Built-in Model Types

SQLRec has two built-in model types:

1. External Model

External models are used to interface with existing external model services and do not support training and export operations.

Model Name: external

Features:

  • Connect to existing external model inference services
  • Does not support training (TRAIN MODEL)
  • Does not support export (EXPORT MODEL)
  • Access services directly via URL

Configuration Parameters:

ParameterTypeDescription
urlStringExternal model service URL address
output_columnsStringOutput column definition, format: name1:type1,name2:type2

Usage Example:

sql
CREATE MODEL external_model WITH (
    model = 'external',
    url = 'http://external-service:8080/predict',
    output_columns = 'score:FLOAT,label:VARCHAR'
);

CREATE SERVICE external_service
    ON MODEL external_model;

2. Wide & Deep Model

Wide & Deep model is a recommendation model implemented based on the tzrec framework, supporting complete training, export, and service deployment workflow.
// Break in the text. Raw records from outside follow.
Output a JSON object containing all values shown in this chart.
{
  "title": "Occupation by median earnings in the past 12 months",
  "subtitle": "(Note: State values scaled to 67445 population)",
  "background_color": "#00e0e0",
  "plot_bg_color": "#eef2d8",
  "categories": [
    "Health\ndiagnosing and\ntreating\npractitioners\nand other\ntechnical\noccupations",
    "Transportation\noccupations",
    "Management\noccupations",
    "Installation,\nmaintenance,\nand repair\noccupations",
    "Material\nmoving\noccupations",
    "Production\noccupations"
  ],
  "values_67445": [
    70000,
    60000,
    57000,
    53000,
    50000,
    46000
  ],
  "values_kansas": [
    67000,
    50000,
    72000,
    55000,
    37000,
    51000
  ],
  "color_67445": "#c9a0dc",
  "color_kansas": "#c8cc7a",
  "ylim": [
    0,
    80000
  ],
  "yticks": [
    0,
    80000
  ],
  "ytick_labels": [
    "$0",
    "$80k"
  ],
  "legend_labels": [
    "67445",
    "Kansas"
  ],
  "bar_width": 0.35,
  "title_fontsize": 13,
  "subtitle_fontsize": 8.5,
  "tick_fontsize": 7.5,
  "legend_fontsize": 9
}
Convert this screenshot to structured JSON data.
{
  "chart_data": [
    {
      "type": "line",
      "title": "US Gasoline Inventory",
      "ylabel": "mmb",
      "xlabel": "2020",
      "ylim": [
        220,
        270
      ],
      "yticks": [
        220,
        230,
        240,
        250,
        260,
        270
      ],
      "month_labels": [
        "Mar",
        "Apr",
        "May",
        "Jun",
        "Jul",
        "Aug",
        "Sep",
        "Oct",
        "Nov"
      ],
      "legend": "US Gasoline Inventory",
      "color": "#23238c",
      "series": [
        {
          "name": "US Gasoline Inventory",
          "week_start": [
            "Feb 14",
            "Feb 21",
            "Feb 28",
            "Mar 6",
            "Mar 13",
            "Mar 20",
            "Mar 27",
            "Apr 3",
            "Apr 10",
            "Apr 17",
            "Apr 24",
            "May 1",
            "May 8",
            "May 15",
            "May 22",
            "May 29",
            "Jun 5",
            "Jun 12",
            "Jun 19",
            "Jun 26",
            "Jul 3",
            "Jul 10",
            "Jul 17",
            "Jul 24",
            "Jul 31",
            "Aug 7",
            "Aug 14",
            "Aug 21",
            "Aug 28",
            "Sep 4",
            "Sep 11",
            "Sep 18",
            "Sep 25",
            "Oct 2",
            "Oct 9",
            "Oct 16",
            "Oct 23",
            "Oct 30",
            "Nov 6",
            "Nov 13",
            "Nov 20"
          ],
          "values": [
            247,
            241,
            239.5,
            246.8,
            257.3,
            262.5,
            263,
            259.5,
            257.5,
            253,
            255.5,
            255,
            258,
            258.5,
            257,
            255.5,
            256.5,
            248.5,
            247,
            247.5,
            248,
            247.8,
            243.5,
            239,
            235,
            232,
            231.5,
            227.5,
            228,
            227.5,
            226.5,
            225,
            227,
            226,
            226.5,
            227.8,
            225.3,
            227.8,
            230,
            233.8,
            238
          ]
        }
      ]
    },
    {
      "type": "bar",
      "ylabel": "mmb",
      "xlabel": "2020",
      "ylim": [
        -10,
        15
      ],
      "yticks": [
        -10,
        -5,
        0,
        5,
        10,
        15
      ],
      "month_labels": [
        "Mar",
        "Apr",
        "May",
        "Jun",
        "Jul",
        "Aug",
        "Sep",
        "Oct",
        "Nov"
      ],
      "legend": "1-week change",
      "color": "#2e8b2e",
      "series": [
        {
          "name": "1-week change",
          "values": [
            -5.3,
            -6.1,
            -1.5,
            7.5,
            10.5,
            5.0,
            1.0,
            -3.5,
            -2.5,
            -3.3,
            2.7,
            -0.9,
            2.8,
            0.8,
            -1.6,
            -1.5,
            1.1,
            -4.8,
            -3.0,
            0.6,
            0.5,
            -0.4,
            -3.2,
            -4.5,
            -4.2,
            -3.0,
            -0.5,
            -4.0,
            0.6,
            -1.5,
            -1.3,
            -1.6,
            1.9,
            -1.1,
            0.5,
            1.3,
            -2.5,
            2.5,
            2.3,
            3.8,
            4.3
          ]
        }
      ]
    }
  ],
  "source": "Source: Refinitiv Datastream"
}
Model Name: tzrec.wide_and_deep

Features:

  • Supports Wide & Deep architecture recommendation models
  • Supports distributed training (PyTorch Distributed)
  • Supports Parquet format training data
  • Automatically generates Kubernetes training and service YAML
  • Supports sparse and dense features

Output Fields:

Field NameTypeDescription
probsFLOATPredicted probability value

Training Configuration Parameters:

ParameterTypeDefaultDescription
sparse_lrDouble0.001Sparse feature learning rate
dense_lrDouble0.001Dense feature learning rate
num_epochsInteger1Number of training epochs
batch_sizeInteger8192Batch size
num_workersInteger8Data loader worker process count
embedding_dimInteger16Embedding dimension
num_bucketsInteger1000000Integer feature bucket count
hidden_unitsString"512,256,128"Deep network hidden layer unit count
label_columnsString-Label column name

Distributed Training Parameters:

ParameterTypeDefaultDescription
nnodesInteger1Training node count
nproc_per_nodeInteger1Processes per node
master_portInteger29500Distributed training master port

Resource Configuration Parameters:

ParameterTypeDefaultDescription
imageString"sqlrec/tzrec"Docker image name
versionString"0.1.0-cpu"Docker image version
pod_cpu_coresInteger2Pod CPU core count
pod_memoryString"8Gi"Pod memory
replicasInteger1Service replica count

Column-level Configuration Parameters:

Can configure parameters separately for each feature column:

Parameter FormatDescription
column.{feature_name}.bucket_sizeFeature bucket count
column.{feature_name}.embedding_dimFeature embedding dimension

Usage Example:

sql
CREATE MODEL rec_model (
    user_id VARCHAR,
    item_id VARCHAR,
    category VARCHAR,
    price DOUBLE,
    label INT
) WITH (
    model = 'tzrec.wide_and_deep',
    label_columns = 'label',
    embedding_dim = 32,
    hidden_units = '512,256,128',
    column.user_id.embedding_dim = 64,
    column.item_id.embedding_dim = 64
);

TRAIN MODEL rec_model CHECKPOINT = 'v1.0'
    ON training_data
    WITH (
        num_epochs = 10,
        batch_size = 4096,
        sparse_lr = 0.01,
        nnodes = 2,
        nproc_per_node = 4
    );

CREATE SERVICE rec_service
    ON MODEL rec_model
    CHECKPOINT = 'v1.0'
    WITH (
        replicas = 3,
        pod_cpu_cores = 4,
        pod_memory = '16Gi'
    );